Tratamento de infecções pulmonares em doentes imunocomprometidos

       As doenças imunodeficientes são síndromes clínicas que ocorrem quando qualquer parte do sistema imunitário ou dos seus componentes se desenvolve, diferencia, prolifera e metaboliza anormalmente e causa insuficiência imunológica devido a insuficiência congénita ou danos causados por vários factores.

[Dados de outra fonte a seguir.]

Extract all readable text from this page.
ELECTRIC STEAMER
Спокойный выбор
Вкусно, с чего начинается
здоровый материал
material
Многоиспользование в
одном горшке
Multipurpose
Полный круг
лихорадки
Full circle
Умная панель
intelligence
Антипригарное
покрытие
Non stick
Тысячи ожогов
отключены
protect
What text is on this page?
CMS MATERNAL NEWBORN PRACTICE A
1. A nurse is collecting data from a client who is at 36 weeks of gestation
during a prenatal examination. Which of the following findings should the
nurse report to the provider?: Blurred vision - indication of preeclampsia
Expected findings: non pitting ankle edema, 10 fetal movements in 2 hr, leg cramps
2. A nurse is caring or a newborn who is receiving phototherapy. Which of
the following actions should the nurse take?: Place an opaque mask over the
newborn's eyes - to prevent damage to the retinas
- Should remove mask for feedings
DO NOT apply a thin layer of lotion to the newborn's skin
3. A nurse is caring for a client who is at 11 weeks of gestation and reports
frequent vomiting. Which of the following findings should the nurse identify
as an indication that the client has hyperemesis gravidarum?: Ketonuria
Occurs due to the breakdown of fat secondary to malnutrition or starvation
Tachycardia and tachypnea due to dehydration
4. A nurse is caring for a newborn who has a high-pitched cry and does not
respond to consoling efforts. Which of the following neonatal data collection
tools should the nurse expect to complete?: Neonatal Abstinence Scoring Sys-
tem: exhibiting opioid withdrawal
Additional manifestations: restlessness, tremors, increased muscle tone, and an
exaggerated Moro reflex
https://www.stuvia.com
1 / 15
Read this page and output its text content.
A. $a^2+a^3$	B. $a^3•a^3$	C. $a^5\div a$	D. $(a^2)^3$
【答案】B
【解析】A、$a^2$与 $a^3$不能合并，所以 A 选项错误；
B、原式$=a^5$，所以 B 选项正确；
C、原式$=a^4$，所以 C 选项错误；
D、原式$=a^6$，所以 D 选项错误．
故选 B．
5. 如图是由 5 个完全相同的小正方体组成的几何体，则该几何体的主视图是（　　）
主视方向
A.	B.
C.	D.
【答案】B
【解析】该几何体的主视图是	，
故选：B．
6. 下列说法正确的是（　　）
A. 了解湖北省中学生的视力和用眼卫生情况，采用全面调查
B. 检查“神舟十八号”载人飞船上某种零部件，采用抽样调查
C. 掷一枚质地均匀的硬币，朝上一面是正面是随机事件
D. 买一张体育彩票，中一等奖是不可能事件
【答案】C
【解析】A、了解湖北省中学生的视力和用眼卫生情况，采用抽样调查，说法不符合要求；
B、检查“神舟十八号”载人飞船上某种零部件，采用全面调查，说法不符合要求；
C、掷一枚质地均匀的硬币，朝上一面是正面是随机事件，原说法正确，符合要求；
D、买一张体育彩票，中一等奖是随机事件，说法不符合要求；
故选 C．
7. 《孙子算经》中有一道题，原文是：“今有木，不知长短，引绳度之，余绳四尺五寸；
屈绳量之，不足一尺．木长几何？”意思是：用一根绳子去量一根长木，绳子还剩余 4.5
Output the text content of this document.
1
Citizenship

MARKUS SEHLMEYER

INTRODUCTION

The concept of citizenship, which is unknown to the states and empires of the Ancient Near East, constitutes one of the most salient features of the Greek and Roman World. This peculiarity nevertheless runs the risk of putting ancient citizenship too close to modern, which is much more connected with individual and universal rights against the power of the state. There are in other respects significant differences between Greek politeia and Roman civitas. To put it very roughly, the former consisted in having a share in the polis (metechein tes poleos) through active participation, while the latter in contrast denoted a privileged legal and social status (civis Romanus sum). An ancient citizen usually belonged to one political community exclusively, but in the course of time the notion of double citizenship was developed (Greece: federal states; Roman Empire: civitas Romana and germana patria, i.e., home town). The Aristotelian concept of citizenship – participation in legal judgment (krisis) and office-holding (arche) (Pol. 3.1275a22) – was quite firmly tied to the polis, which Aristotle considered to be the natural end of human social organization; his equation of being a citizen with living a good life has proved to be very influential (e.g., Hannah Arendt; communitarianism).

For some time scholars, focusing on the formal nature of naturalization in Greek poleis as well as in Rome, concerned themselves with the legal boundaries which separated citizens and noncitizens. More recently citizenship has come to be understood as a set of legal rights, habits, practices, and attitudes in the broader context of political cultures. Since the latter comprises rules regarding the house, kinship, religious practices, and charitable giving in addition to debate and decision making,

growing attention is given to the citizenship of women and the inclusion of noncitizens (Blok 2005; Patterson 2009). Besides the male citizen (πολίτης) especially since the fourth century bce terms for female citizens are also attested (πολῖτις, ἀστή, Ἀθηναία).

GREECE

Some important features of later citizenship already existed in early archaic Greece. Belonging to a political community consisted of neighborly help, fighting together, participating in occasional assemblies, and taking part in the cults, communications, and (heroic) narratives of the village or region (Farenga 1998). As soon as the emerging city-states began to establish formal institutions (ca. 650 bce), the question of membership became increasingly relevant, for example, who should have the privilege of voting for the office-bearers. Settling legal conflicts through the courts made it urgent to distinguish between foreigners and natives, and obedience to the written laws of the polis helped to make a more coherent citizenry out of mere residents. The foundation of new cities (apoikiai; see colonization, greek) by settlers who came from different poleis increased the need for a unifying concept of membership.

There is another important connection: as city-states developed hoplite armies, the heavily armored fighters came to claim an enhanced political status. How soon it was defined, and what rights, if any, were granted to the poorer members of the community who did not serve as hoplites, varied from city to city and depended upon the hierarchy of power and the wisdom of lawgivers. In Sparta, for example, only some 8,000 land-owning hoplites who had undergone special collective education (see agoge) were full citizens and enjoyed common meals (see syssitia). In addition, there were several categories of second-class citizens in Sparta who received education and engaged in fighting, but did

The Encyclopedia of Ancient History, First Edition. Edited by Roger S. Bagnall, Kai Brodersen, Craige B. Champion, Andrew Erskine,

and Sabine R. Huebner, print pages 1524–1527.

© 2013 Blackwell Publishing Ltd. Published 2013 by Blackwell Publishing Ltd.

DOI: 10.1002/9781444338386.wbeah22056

  As doenças imunodeficientes podem geralmente ser divididas em duas categorias principais: doenças imunodeficientes congénitas ou primárias e doenças imunodeficientes adquiridas ou adquiridas. Com o desenvolvimento do transplante de órgãos e da quimioterapia para doenças malignas, o número de pacientes com doenças imunodeficientes secundárias está a aumentar e as infecções são o factor mais importante que afecta o curso e o resultado destes pacientes, sendo as infecções pulmonares as mais comuns. As infecções pulmonares em doentes com hospedeiros imunodeprimidos estão a tornar-se cada vez mais um problema médico importante e são uma das principais causas de alta incidência e morte por infecções pulmonares. Xin Jianbao, Departamento de Medicina Respiratória, Hospital da União de Wuhan, para além do VIH.
  I. Outras causas de hospedeiros imunes comprometidos, tais como.
  1, infecção: muitos vírus, bactérias, fungos, protozoários e outras infecções agudas e crónicas.
  2, malignidades: tais como doença de Hodgkin, linfossarcoma, vários tipos de leucemia aguda e leucemia linfocítica crónica e mieloma; ou tumores avançados e desnutrição grave devido à caquexia.
  3. medicamentos imunossupressores e antibióticos: corticosteróides, ciclofosfamida, azatioprina, tiopurina, aminopterina, ciclosporina A, imunoglobulina anti-T-lymphocyte (ATG) e radiação gama, bem como certos antibióticos.
  4. desnutrição e supernutrição.
  5, Insuficiência de fígado e rins.
  6. diabetes, síndrome de Cushing, queimaduras maciças, drenagem de cateteres torácicos, anestesia e procedimentos cirúrgicos maiores, bebés prematuros, recém-nascidos e bebés com menos de 1 ano de idade, e idosos com mais de 60 anos de idade são todas causas de hospedeiros imuno-comprometidos.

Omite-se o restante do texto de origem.